Standardization and Management

By Rom Antony Day

Friday, December 14, 2007

Taylor, in his writing of Shop Management, made it clear that the key concept which he believed in and defended was not any particular wage system; instead it was the principle of standardization based on scientific investigation of real, tangible and measurable results. (Frank Barkley Copley; Frederick W. Taylor Father of Scientific Management; Volume II, 1923 and reprinted 1969; library of Congress Catalogue Card Number 68-55515 Vol. 2; page 173).

According to Frank Barkley Copley Shop Management, written by Frederick W. Taylor, is where for the first time in the history of management reference can be found to a semi-complete management system. While he worked at the Bethelham Company, he in addition to having in mind and using certain new and improved mechanisms and methods of management (e.g. time card, sliding rule, documentation for individual responsibility / accountability, matching task difficulty with best qualified equipment and / or individual or in some cases animal such as the horses example in the executive summary Definition of The Term- First-Class Men by Rom Antony Day; 2007), had moved beyond the independent existence of such methods and mechanisms.
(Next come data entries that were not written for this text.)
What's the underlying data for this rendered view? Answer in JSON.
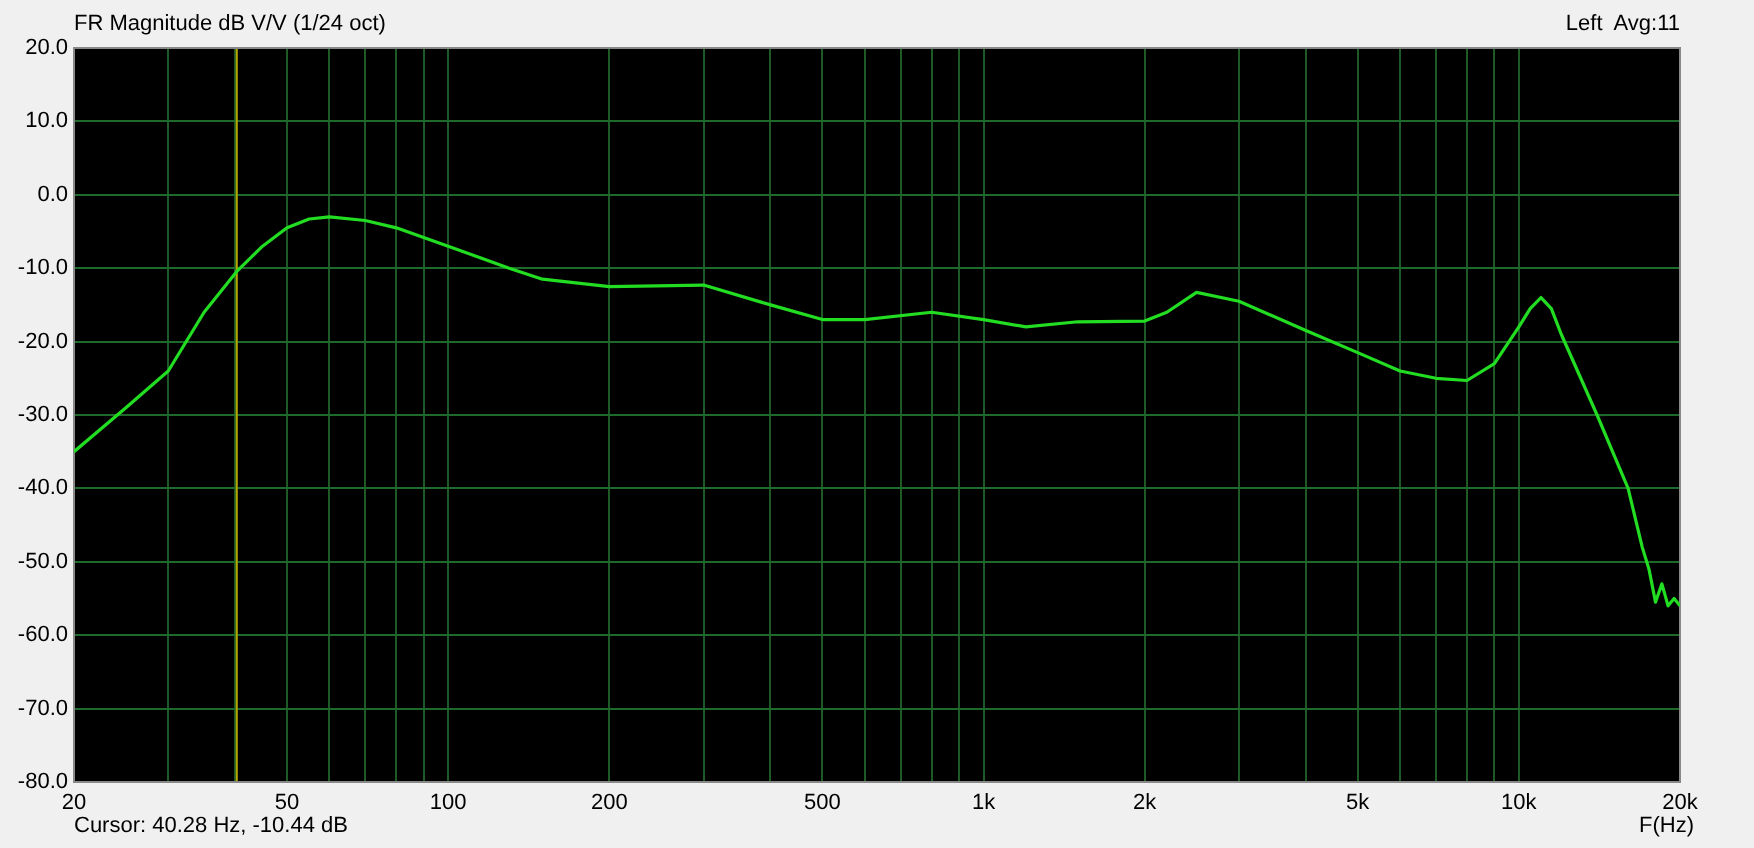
{
  "chart_data": {
    "type": "line",
    "title": "FR Magnitude dB V/V (1/24 oct)",
    "xlabel": "F(Hz)",
    "annotations": [
      "Left  Avg:11",
      "Cursor: 40.28 Hz, -10.44 dB"
    ],
    "log": "x",
    "grid": true,
    "legend": false,
    "marker": "none",
    "line_style": "solid",
    "xlim": [
      20,
      20000
    ],
    "xticks": [
      20,
      {
        "value": 30,
        "label": null
      },
      {
        "value": 40,
        "label": null
      },
      50,
      {
        "value": 60,
        "label": null
      },
      {
        "value": 70,
        "label": null
      },
      {
        "value": 80,
        "label": null
      },
      {
        "value": 90,
        "label": null
      },
      100,
      200,
      {
        "value": 300,
        "label": null
      },
      {
        "value": 400,
        "label": null
      },
      500,
      {
        "value": 600,
        "label": null
      },
      {
        "value": 700,
        "label": null
      },
      {
        "value": 800,
        "label": null
      },
      {
        "value": 900,
        "label": null
      },
      {
        "value": 1000,
        "label": "1k"
      },
      {
        "value": 2000,
        "label": "2k"
      },
      {
        "value": 3000,
        "label": null
      },
      {
        "value": 4000,
        "label": null
      },
      {
        "value": 5000,
        "label": "5k"
      },
      {
        "value": 6000,
        "label": null
      },
      {
        "value": 7000,
        "label": null
      },
      {
        "value": 8000,
        "label": null
      },
      {
        "value": 9000,
        "label": null
      },
      {
        "value": 10000,
        "label": "10k"
      },
      {
        "value": 20000,
        "label": "20k"
      }
    ],
    "ylim": [
      -80,
      20
    ],
    "yticks": [
      {
        "value": -80,
        "label": "-80.0"
      },
      {
        "value": -70,
        "label": "-70.0"
      },
      {
        "value": -60,
        "label": "-60.0"
      },
      {
        "value": -50,
        "label": "-50.0"
      },
      {
        "value": -40,
        "label": "-40.0"
      },
      {
        "value": -30,
        "label": "-30.0"
      },
      {
        "value": -20,
        "label": "-20.0"
      },
      {
        "value": -10,
        "label": "-10.0"
      },
      {
        "value": 0,
        "label": "0.0"
      },
      {
        "value": 10,
        "label": "10.0"
      },
      {
        "value": 20,
        "label": "20.0"
      }
    ],
    "ref_lines": [
      {
        "axis": "x",
        "value": 40.28,
        "label": null,
        "color": "#b8a800"
      }
    ],
    "series": [
      {
        "color": "#22dd22",
        "x": [
          20,
          25,
          30,
          35,
          40.28,
          45,
          50,
          55,
          60,
          70,
          80,
          100,
          130,
          150,
          200,
          300,
          400,
          500,
          600,
          800,
          1000,
          1200,
          1500,
          2000,
          2200,
          2500,
          3000,
          4000,
          5000,
          6000,
          7000,
          8000,
          9000,
          10000,
          10500,
          11000,
          11500,
          12000,
          14000,
          16000,
          17000,
          17500,
          18000,
          18500,
          19000,
          19500,
          20000
        ],
        "values": [
          -35,
          -29,
          -24,
          -16,
          -10.44,
          -7,
          -4.5,
          -3.3,
          -3,
          -3.5,
          -4.5,
          -7,
          -10,
          -11.5,
          -12.5,
          -12.3,
          -15,
          -17,
          -17,
          -16,
          -17,
          -18,
          -17.3,
          -17.2,
          -16,
          -13.3,
          -14.5,
          -18.5,
          -21.5,
          -24,
          -25,
          -25.3,
          -23,
          -18,
          -15.5,
          -14,
          -15.5,
          -19,
          -30,
          -40,
          -48,
          -51,
          -55.5,
          -53,
          -56,
          -55,
          -56
        ]
      }
    ]
  }
}
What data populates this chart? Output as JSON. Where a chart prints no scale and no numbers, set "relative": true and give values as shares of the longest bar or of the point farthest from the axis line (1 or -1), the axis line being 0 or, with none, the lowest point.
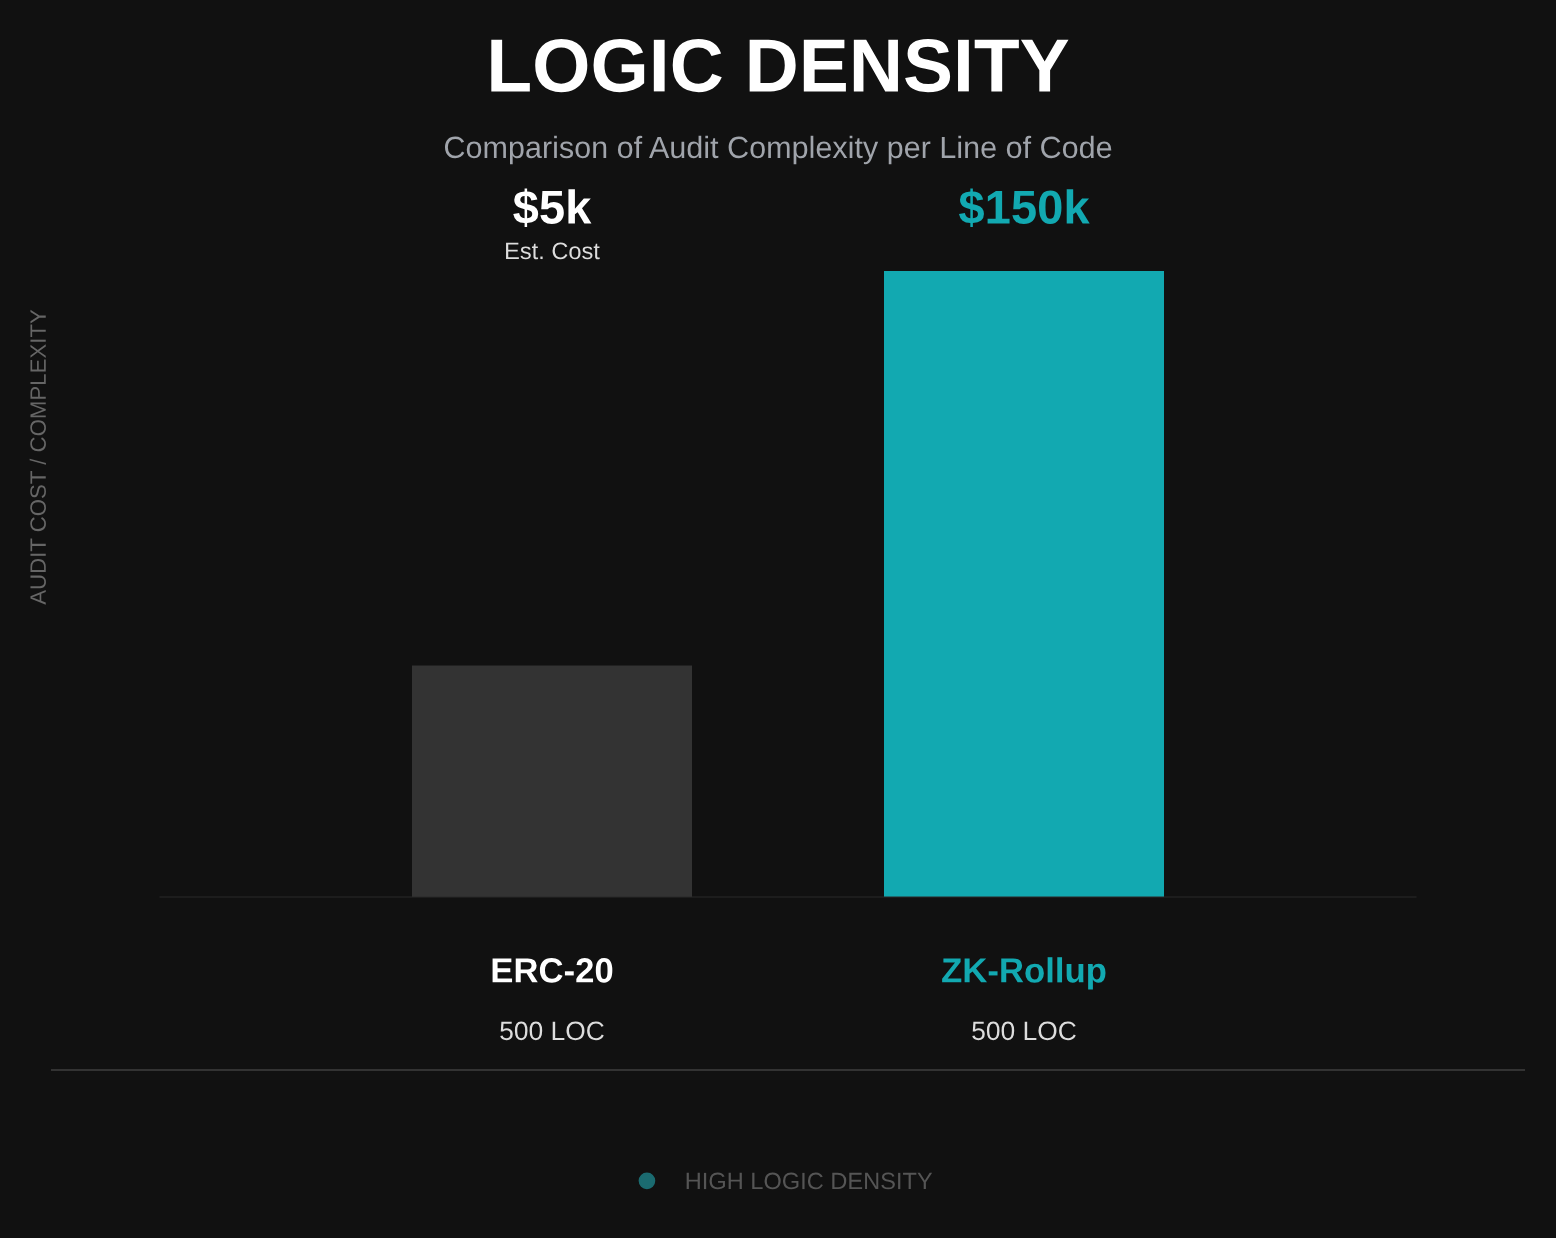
{
  "chart_data": {
    "type": "bar",
    "title": "LOGIC DENSITY",
    "subtitle": "Comparison of Audit Complexity per Line of Code",
    "categories": [
      "ERC-20",
      "ZK-Rollup"
    ],
    "relative": true,
    "series": [
      {
        "color": "#333333",
        "values": [
          0.37,
          null
        ]
      },
      {
        "name": "HIGH LOGIC DENSITY",
        "color": "#12a9b1",
        "values": [
          null,
          1
        ]
      }
    ],
    "annotations": [
      "AUDIT COST / COMPLEXITY",
      "$5k",
      "Est. Cost",
      "500 LOC",
      "$150k",
      "500 LOC"
    ],
    "legend": "bottom"
  }
}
Taylor was able to link them together, see and coordinate their uses as to make their interplay a relationship of multiple methods, used to evaluate and measure different variables associated with a job. These methods and systems, he worked out and developed to improved stages, resulted in the formation of an improved system of professional scientific management of a higher caliber than its independent new parts (methods and mechanisms) he developed. That is where the more advanced, complex, well thought out professional scientific management system we tap into today appears to have been born.

We now refer to it or use more fancy terms such as Industrial and Organizational Psychology, organizational behavior, organizational development, applied Psychology at work, the psychology of work, motivation at work, personnel management; and to some of its sub-parts or applications we often refer to as human resources and lately as human capital management.